The Board of Public Works is made up of the governor, state treasurer, and comptroller. The vote on approval of the contract, which had only one bidder, was 2-1, with Comptroller Peter Franchot voting against approval.
“How do we know we’re getting the best price?” Maryland Reporter.com quoted him as saying. “I am stunned that are we are so casual in this bidding process.”
Louisiana Gov Bobby Jindal raised concerns that parallel those expressed by Mr Franchot when his state approved its own testing contract with Pearson.
The news website also noted Mr Franchot’s objection to what he sees as excessive testing of public school students and the “teaching to the test” that engenders. But the fact remains that schools must comply with federal law, and one of those laws requires all public schools to administer certain tests to every students every year.
The debate about over-testing has grown, education historian Diane Ravitch says, but it is mostly irrelevant in the context of the contract.

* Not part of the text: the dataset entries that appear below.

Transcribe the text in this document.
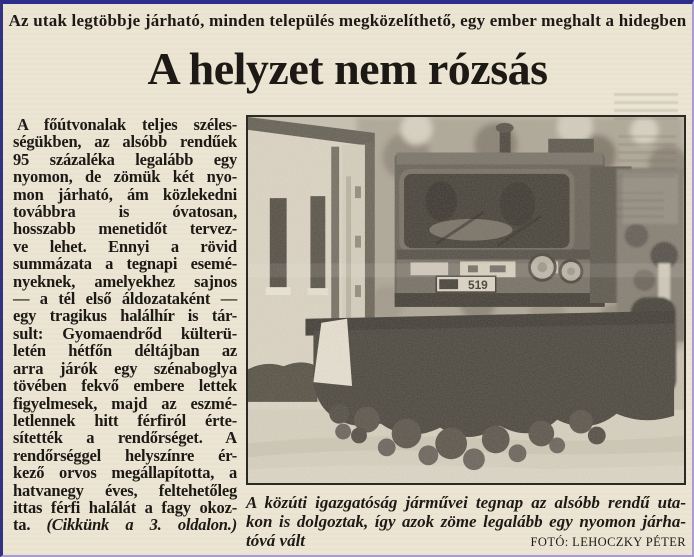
Az utak legtöbbje járható, minden település megközelíthető, egy ember meghalt a hidegben
A helyzet nem rózsás
A főútvonalak teljes széles-
ségükben, az alsóbb rendűek
95 százaléka legalább egy
nyomon, de zömük két nyo-
mon járható, ám közlekedni
továbbra is óvatosan,
hosszabb menetidőt tervez-
ve lehet. Ennyi a rövid
summázata a tegnapi esemé-
nyeknek, amelyekhez sajnos
— a tél első áldozataként —
egy tragikus halálhír is tár-
sult: Gyomaendrőd külterü-
letén hétfőn déltájban az
arra járók egy szénaboglya
tövében fekvő embere lettek
figyelmesek, majd az eszmé-
letlennek hitt férfiról érte-
sítették a rendőrséget. A
rendőrséggel helyszínre ér-
kező orvos megállapította, a
hatvanegy éves, feltehetőleg
ittas férfi halálát a fagy okoz-
ta. (Cikkünk a 3. oldalon.)
519
A közúti igazgatóság járművei tegnap az alsóbb rendű uta-
kon is dolgoztak, így azok zöme legalább egy nyomon járha-
tóvá vált	FOTÓ: LEHOCZKY PÉTER
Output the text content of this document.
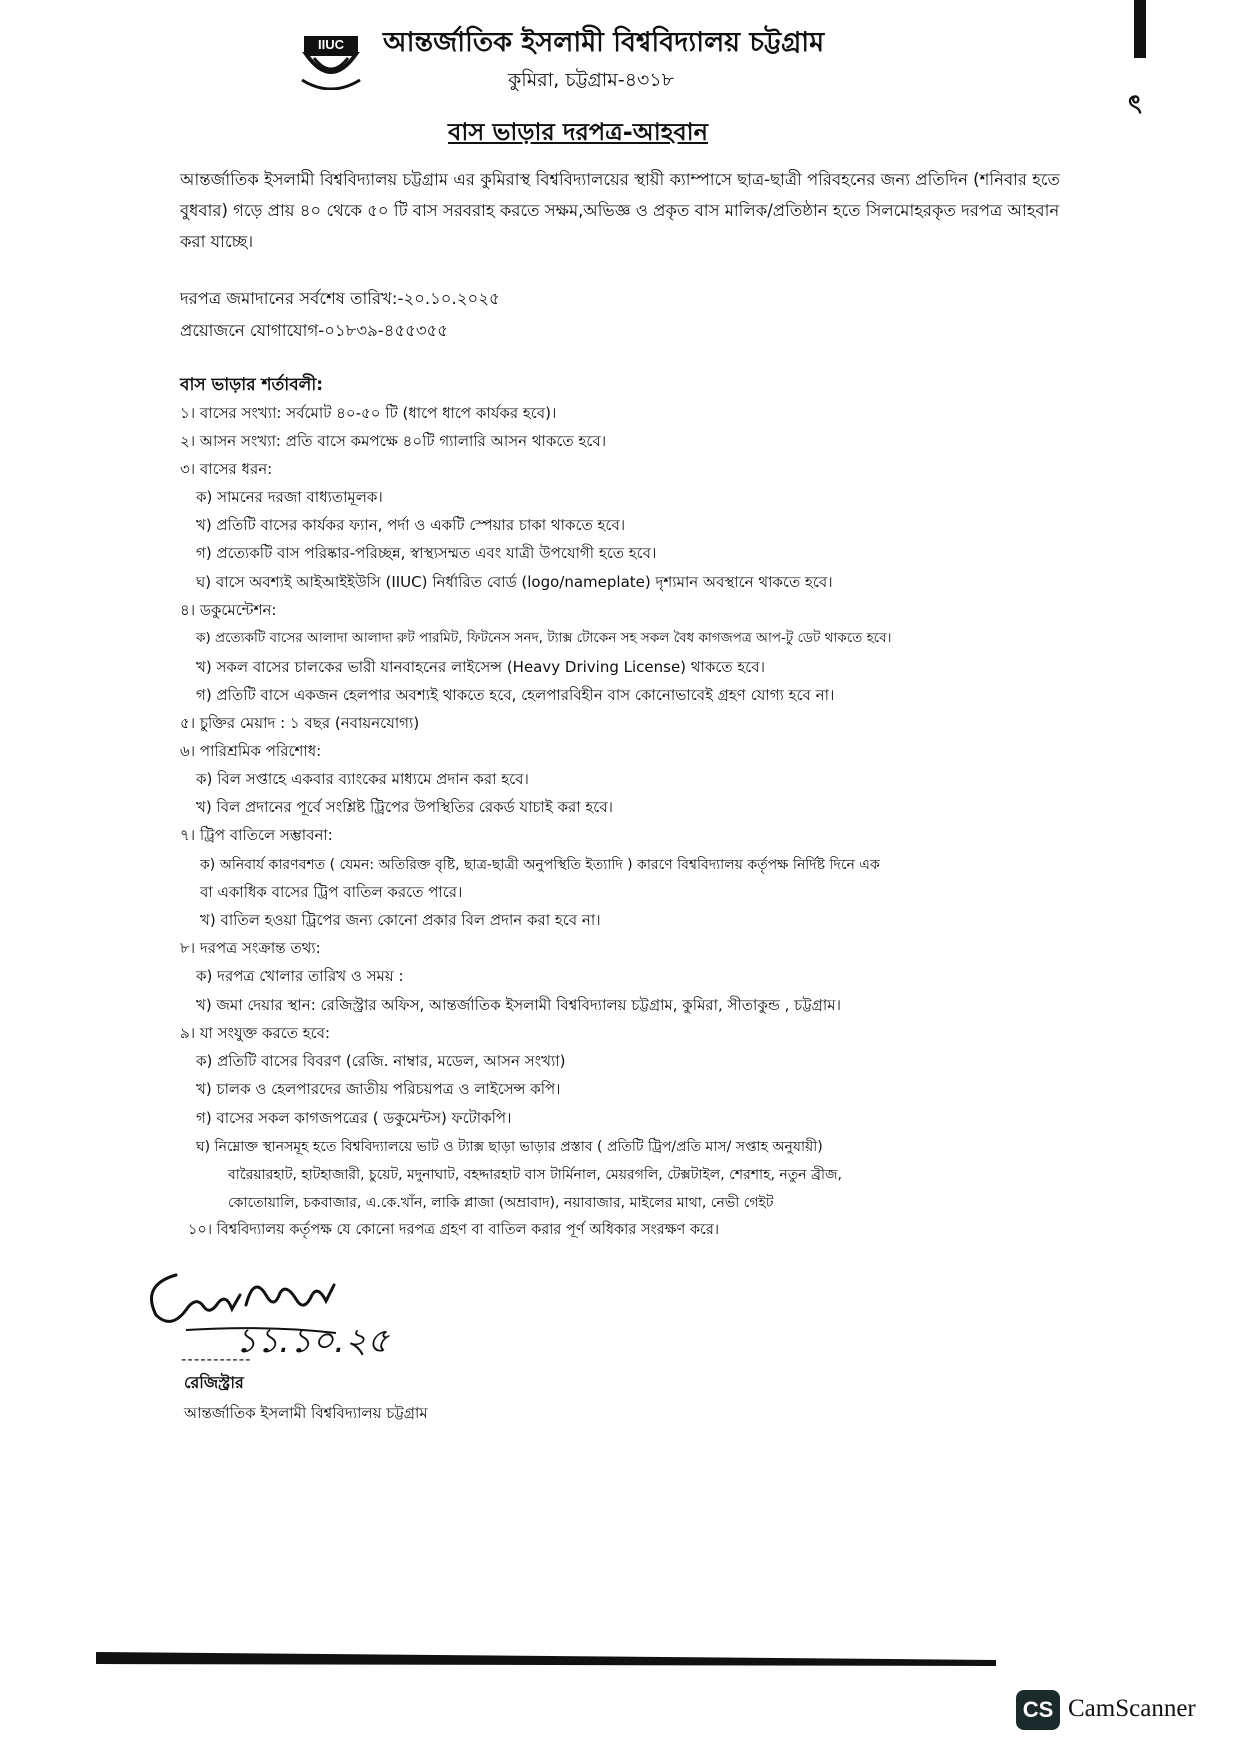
IIUC আন্তর্জাতিক ইসলামী বিশ্ববিদ্যালয় চট্টগ্রাম
কুমিরা, চট্টগ্রাম-৪৩১৮
বাস ভাড়ার দরপত্র-আহবান
আন্তর্জাতিক ইসলামী বিশ্ববিদ্যালয় চট্টগ্রাম এর কুমিরাস্থ বিশ্ববিদ্যালয়ের স্থায়ী ক্যাম্পাসে ছাত্র-ছাত্রী পরিবহনের জন্য প্রতিদিন (শনিবার হতে বুধবার) গড়ে প্রায় ৪০ থেকে ৫০ টি বাস সরবরাহ করতে সক্ষম,অভিজ্ঞ ও প্রকৃত বাস মালিক/প্রতিষ্ঠান হতে সিলমোহরকৃত দরপত্র আহবান করা যাচ্ছে।
দরপত্র জমাদানের সর্বশেষ তারিখ:-২০.১০.২০২৫
প্রয়োজনে যোগাযোগ-০১৮৩৯-৪৫৫৩৫৫
বাস ভাড়ার শর্তাবলী:
১। বাসের সংখ্যা: সর্বমোট ৪০-৫০ টি (ধাপে ধাপে কার্যকর হবে)।
২। আসন সংখ্যা: প্রতি বাসে কমপক্ষে ৪০টি গ্যালারি আসন থাকতে হবে।
৩। বাসের ধরন:
ক) সামনের দরজা বাধ্যতামূলক।
খ) প্রতিটি বাসের কার্যকর ফ্যান, পর্দা ও একটি স্পেয়ার চাকা থাকতে হবে।
গ) প্রত্যেকটি বাস পরিষ্কার-পরিচ্ছন্ন, স্বাস্থ্যসম্মত এবং যাত্রী উপযোগী হতে হবে।
ঘ) বাসে অবশ্যই আইআইইউসি (IIUC) নির্ধারিত বোর্ড (logo/nameplate) দৃশ্যমান অবস্থানে থাকতে হবে।
৪। ডকুমেন্টেশন:
ক) প্রত্যেকটি বাসের আলাদা আলাদা রুট পারমিট, ফিটনেস সনদ, ট্যাক্স টোকেন সহ সকল বৈধ কাগজপত্র আপ-টু ডেট থাকতে হবে।
খ) সকল বাসের চালকের ভারী যানবাহনের লাইসেন্স (Heavy Driving License) থাকতে হবে।
গ) প্রতিটি বাসে একজন হেলপার অবশ্যই থাকতে হবে, হেলপারবিহীন বাস কোনোভাবেই গ্রহণ যোগ্য হবে না।
৫। চুক্তির মেয়াদ : ১ বছর (নবায়নযোগ্য)
৬। পারিশ্রমিক পরিশোধ:
ক) বিল সপ্তাহে একবার ব্যাংকের মাধ্যমে প্রদান করা হবে।
খ) বিল প্রদানের পূর্বে সংশ্লিষ্ট ট্রিপের উপস্থিতির রেকর্ড যাচাই করা হবে।
৭। ট্রিপ বাতিলে সম্ভাবনা:
ক) অনিবার্য কারণবশত ( যেমন: অতিরিক্ত বৃষ্টি, ছাত্র-ছাত্রী অনুপস্থিতি ইত্যাদি ) কারণে বিশ্ববিদ্যালয় কর্তৃপক্ষ নির্দিষ্ট দিনে এক
বা একাধিক বাসের ট্রিপ বাতিল করতে পারে।
খ) বাতিল হওয়া ট্রিপের জন্য কোনো প্রকার বিল প্রদান করা হবে না।
৮। দরপত্র সংক্রান্ত তথ্য:
ক) দরপত্র খোলার তারিখ ও সময় :
খ) জমা দেয়ার স্থান: রেজিস্ট্রার অফিস, আন্তর্জাতিক ইসলামী বিশ্ববিদ্যালয় চট্টগ্রাম, কুমিরা, সীতাকুন্ড , চট্টগ্রাম।
৯। যা সংযুক্ত করতে হবে:
ক) প্রতিটি বাসের বিবরণ (রেজি. নাম্বার, মডেল, আসন সংখ্যা)
খ) চালক ও হেলপারদের জাতীয় পরিচয়পত্র ও লাইসেন্স কপি।
গ) বাসের সকল কাগজপত্রের ( ডকুমেন্টস) ফটোকপি।
ঘ) নিম্নোক্ত স্থানসমূহ হতে বিশ্ববিদ্যালয়ে ভাট ও ট্যাক্স ছাড়া ভাড়ার প্রস্তাব ( প্রতিটি ট্রিপ/প্রতি মাস/ সপ্তাহ অনুযায়ী)
বারৈয়ারহাট, হাটহাজারী, চুয়েট, মদুনাঘাট, বহদ্দারহাট বাস টার্মিনাল, মেয়রগলি, টেক্সটাইল, শেরশাহ, নতুন ব্রীজ,
কোতোয়ালি, চকবাজার, এ.কে.খাঁন, লাকি প্লাজা (অম্রাবাদ), নয়াবাজার, মাইলের মাথা, নেভী গেইট
১০। বিশ্ববিদ্যালয় কর্তৃপক্ষ যে কোনো দরপত্র গ্রহণ বা বাতিল করার পূর্ণ অধিকার সংরক্ষণ করে।
১১.১০.২৫
-----------
রেজিস্ট্রার
আন্তর্জাতিক ইসলামী বিশ্ববিদ্যালয় চট্টগ্রাম
ৎ
CS CamScanner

The place for that debate is in the halls of Congress, not at a BPW meeting.
The tests in question, from the Partnership for Assessment of Readiness for College and Careers, or PARCC, were field tested in the spring of this year. Most schools in the state are already preparing for their administration in the spring of 2015. (High schools running on semester block schedules, or 4×4 blocks, will be administering the tests this fall and in January.)
In other states, the same issues are coming up, Education Week reported.
In the past year, three statesĀ—Indiana, Oklahoma, and South Carolina—reversed their Common Core adoptions, the magazine noted. Other states kept the Common Core standards but opted not to use tests from one of two large consortia, including Florida, Iowa, and Kansas. These states have had to revise their tests significantly, often at great expense and certainly under the gun, as spring draws near.